On the Pentium Pro and its successors up to the P3, AMD's K6 and Athlon, and CPUs of that vintage from other manufacturers (the Alpha 21264, and the more recent exemplars of the Sparc, PA-RISC, MIPS and PowerPC ranges), the instruction takes place out-of-order. The CPU maintains an internal pool of instructions, reading new ones to add to it whenever it can. Each cycle, it picks a small handful of instructions from the ones in the pool whose inputs it knows, starts executes them simultaneously, collects the results from the instructions it started earlier which have just finished, feeds the results to any instructions in the pool which are awaiting them, and, if it's convinced that the result is correct and final, updates memory with it.
In an ideal world, the CPU would continue happily in this way forever, executing perhaps four instructions each cycle. But there are various things which can disrupt it
An instruction upon whose result everything else in the pool depends takes a long time to execute, and nothing can be done until it's finished.
A branch occurs which the CPU wasn't expecting; many of the instructions in the pool, fetched on the assumption that the branch didn't occur, are now useless and must be discarded and replaced. Computations currently in-flight made on that assumption must be discarded. Nothing can be done until the pool and the calculation pipelines refill.
Something - an interrupt from a network card, the need to visit virtual memory, a divison-by-zero exception - interrupts the CPU; now it has to throw away all its internal state, service the interrupt, and then pick up precisely where it left off and continue.
The classic instructions which take a long time to execute are memory operations. Owing to the inconvenient constancy of the laws of physics, the fastest technology which is cheap enough to form the main memory of a PC is perhaps a factor fifty slower than the CPU.
All CPUs nowadays use multi-layer caches, storing results which are expected to be frequently used in smaller quantities of much faster memory located physically nearer the CPU. But sometimes this doesn't work and you have to go all the way to main memory: on a 1000MHz Pentium 3, it might take many dozen cycles to load data from main memory, even if you ignore the baroquely complicated case when retrieving the data causes a page fault, and the page with the information on it is stored on an NFS-mounted drive attached to an unreliable server in Helsinki.

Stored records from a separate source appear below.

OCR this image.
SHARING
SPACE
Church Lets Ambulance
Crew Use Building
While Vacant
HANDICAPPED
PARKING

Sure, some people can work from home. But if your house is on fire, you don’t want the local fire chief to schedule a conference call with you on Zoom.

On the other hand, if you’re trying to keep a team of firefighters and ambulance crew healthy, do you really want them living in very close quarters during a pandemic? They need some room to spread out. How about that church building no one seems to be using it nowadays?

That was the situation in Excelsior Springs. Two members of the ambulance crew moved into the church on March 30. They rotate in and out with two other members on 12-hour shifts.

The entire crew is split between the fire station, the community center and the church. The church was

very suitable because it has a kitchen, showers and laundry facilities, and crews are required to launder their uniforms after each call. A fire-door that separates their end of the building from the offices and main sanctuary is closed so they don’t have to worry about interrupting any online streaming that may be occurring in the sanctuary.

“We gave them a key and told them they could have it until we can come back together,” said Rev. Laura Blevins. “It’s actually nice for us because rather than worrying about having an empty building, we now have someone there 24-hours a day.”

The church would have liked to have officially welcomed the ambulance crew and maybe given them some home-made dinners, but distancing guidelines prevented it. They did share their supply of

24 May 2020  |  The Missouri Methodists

If you add the fact that, on a modern CPU, all access to memory goes via a memory-management unit which can only store a finite page-lookup table and needs to rely on an operating-system routine if working outside the table, it may take up to 400 1GHz P3 clock cycles to load one piece of data - enough time to perform literally thousands of arithmetic operations.
With all these layers of hierarchy - registers to L1 cache to L2 cache to TLB to main memory - it's very difficult to predict memory performance theoretically. It's fairly easy to measure it, though, using something like my Ptrchase benchmark.
You will have noticed the phrase 'which it was not expecting' in my description of the problems of branching; the CPU tries to avoid the horrible effects of branching by predicting which way each branch will go. My Branchmark benchmark tries to measure the cost of mispredicted branches and the quality of a CPU's branch prediction.